Sound far fetched? Hardly. This is very real possibility that America could face in the future. The Obama administration has now created a situation where it has not only publicly banned the use of enhanced interrogation, but has made it abundantly clear that those officials who might -- in a moment of crisis -- issue an order to obtain information through the use of such techniques will be subject to future prosecution once the emergency has passed. In this environment, no one will be willing to cross any lines to ensure that we obtain the intelligence necessary to save American lives. The Justice Department will have issued directives making it clear that there is no gray area in questioning terrorist suspects, and that not even the "smoking gun" scenario that administration critics have warned about is justification for the use of harsh interrogation techniques. We have chosen our democratic values over our security, and it has been made clear that this is not a choice that is subject to interpretation. Terrorists get some hot coffee, a warm bed to sleep in and a government provided attorney. And the rest of us suffer the consequences.

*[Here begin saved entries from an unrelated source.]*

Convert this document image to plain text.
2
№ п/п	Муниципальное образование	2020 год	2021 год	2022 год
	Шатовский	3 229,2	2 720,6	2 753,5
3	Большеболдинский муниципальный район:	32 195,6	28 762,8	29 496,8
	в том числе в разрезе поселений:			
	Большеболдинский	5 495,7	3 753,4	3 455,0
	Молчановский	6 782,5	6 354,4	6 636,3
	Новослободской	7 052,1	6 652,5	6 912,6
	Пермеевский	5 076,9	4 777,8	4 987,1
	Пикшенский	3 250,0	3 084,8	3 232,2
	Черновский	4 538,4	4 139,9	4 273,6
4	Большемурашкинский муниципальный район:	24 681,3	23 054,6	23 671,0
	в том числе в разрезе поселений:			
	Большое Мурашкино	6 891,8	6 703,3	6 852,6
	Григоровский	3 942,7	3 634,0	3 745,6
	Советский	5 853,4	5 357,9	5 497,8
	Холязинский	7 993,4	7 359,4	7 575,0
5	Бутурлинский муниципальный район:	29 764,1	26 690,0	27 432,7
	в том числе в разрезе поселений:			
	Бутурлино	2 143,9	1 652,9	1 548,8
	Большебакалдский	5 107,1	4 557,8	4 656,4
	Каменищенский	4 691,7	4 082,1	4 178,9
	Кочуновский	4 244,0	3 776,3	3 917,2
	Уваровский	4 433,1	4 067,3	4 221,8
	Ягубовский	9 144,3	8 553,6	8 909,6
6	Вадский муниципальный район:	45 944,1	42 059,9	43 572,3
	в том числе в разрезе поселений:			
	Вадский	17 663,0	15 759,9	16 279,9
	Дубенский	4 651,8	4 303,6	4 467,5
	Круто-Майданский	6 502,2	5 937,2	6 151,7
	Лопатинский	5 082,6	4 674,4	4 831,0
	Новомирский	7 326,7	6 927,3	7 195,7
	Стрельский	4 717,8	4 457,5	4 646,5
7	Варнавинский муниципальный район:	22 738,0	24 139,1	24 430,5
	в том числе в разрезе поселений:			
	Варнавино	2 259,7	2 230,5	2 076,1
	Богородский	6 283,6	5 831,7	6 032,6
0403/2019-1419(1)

This is a scenario that Barack Obama should think long and hard about. He needs to understand that the threat from Islamic terrorism remains grave, and that we need all the tools at our disposal to ensure our safety. Former CIA Director George Tenet and current National Intelligence Director Dennis Blair have made it clear that the now-banned interrogation techniques were extremely effective in gathering actionable intelligence that has saved American lives. We have now unilaterally disarmed ourselves in the fight against an existential terrorist threat -- like going into battle against AK-47 assault rifles with a single-shot pellet gun. Hardly a fair fight.

The real issue here is that the decision not to provide immunity to those who approve the use of enhanced interrogation when the nation is under threat will have a chilling effect in the future. It will now be impossible to find anyone to recommend, approve or execute any technique that will create personal legal jeopardy. Even with a smoking gun or impending attack, Obama has tied the nation's hands. We are now shooting blanks.

Barack Obama, you may think you are the most moral man in America, above reproach and without any doubt of your wisdom. But someday it may be you who personally has to issue an order you have deemed illegal, because there is no one in the chain of command who is willing to do it for you. And it might be you who has to get face-to-face with a terrorist in order to glean the information you know will save American lives, because no interrogator will do more than ask for name, rank and serial number.

And if you cross the line, Mr. President, you might find a president in the future instructing the Justice Department to investigate you for breaking the law.

You should be careful what you wish for, Mr. President.